Cohort identification for clinical studies tends to be laborious, time-consuming, and expensive. Developing automated or semi-automated methods for cohort identification is one of the "holy grails" in the field of biomedical informatics. We propose a high-throughput similarity-based cohort identification algorithm by applying numerical abstractions on Electronic Health Records (EHR) data. We implement this algorithm using the Observational Medical Outcomes Partnership (OMOP) Common Data Model (CDM), which enables sites using this standardized EHR data representation to avail this algorithm with minimum effort for local implementation. We validate its performance for a retrospective cohort identification task on six clinical trials conducted at the Columbia University Medical Center. Our algorithm achieves an average Area Under the Curve (AUC) of 0.966 and an average Precision at 5 of 0.983. This interoperable method promises to achieve efficient cohort identification in EHR databases. We discuss suitable applications of our method and its limitations and propose warranted future work.

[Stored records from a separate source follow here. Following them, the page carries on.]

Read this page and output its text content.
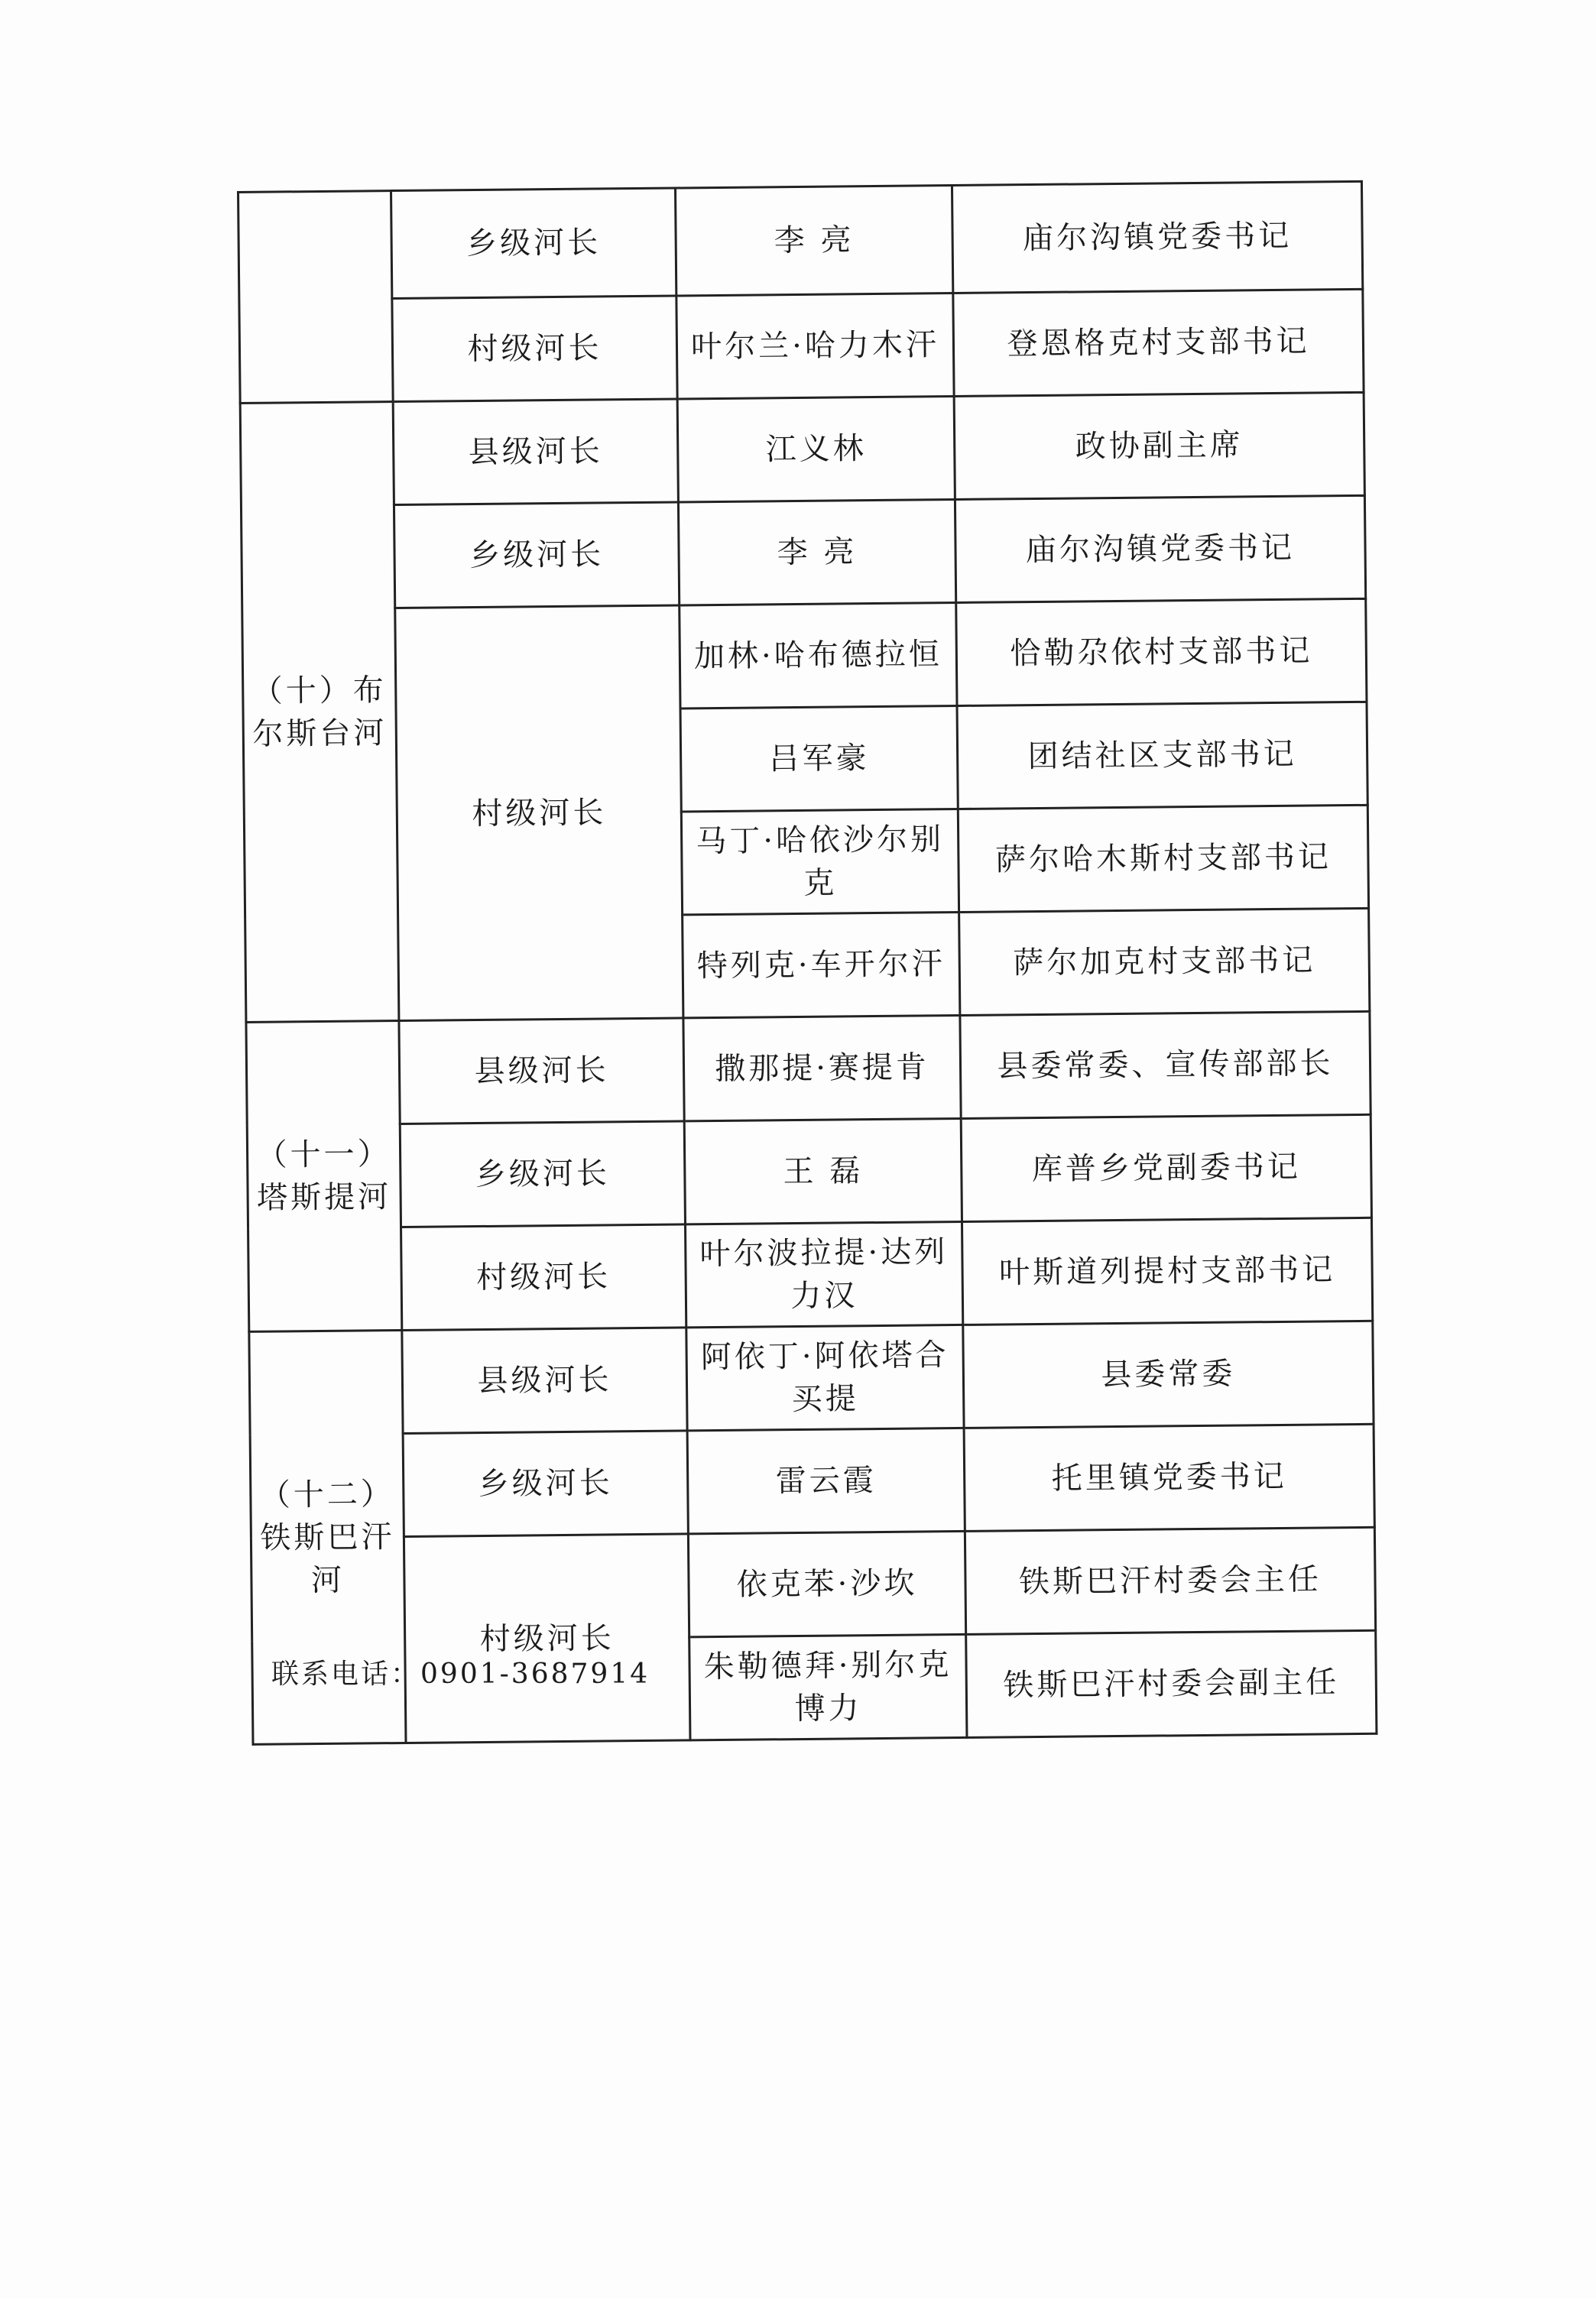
	乡级河长	李 亮	庙尔沟镇党委书记
	村级河长	叶尔兰·哈力木汗	登恩格克村支部书记
（十）布尔斯台河	县级河长	江义林	政协副主席
	乡级河长	李 亮	庙尔沟镇党委书记
	村级河长	加林·哈布德拉恒	恰勒尕依村支部书记
		吕军豪	团结社区支部书记
		马丁·哈依沙尔别克	萨尔哈木斯村支部书记
		特列克·车开尔汗	萨尔加克村支部书记
（十一）塔斯提河	县级河长	撒那提·赛提肯	县委常委、宣传部部长
	乡级河长	王 磊	库普乡党副委书记
	村级河长	叶尔波拉提·达列力汉	叶斯道列提村支部书记
（十二）铁斯巴汗河	县级河长	阿依丁·阿依塔合买提	县委常委
	乡级河长	雷云霞	托里镇党委书记
	村级河长	依克苯·沙坎	铁斯巴汗村委会主任
		朱勒德拜·别尔克博力	铁斯巴汗村委会副主任
联系电话：0901-3687914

临床研究中的队列识别往往既费力、耗时又昂贵。开发用于队列识别的自动化或半自动化方法是生物医学信息学领域的“圣杯”之一。我们通过对电子健康记录(EHR)数据应用数值抽象,提出了一种基于相似性的高通量队列识别算法。我们使用观察性医疗结果合作组织(OMOP)通用数据模型(CDM)来实现此算法,这使得使用这种标准化EHR数据表示的机构能够以最小的努力在本地实施此算法。我们在哥伦比亚大学医学中心进行的六项临床试验中,针对回顾性队列识别任务验证了其性能。我们的算法平均曲线下面积(AUC)为0.966,在5时的平均精确率为0.983。这种可互操作的方法有望在EHR数据库中实现高效的队列识别。我们讨论了我们方法的合适应用及其局限性,并提出了未来有必要开展的工作。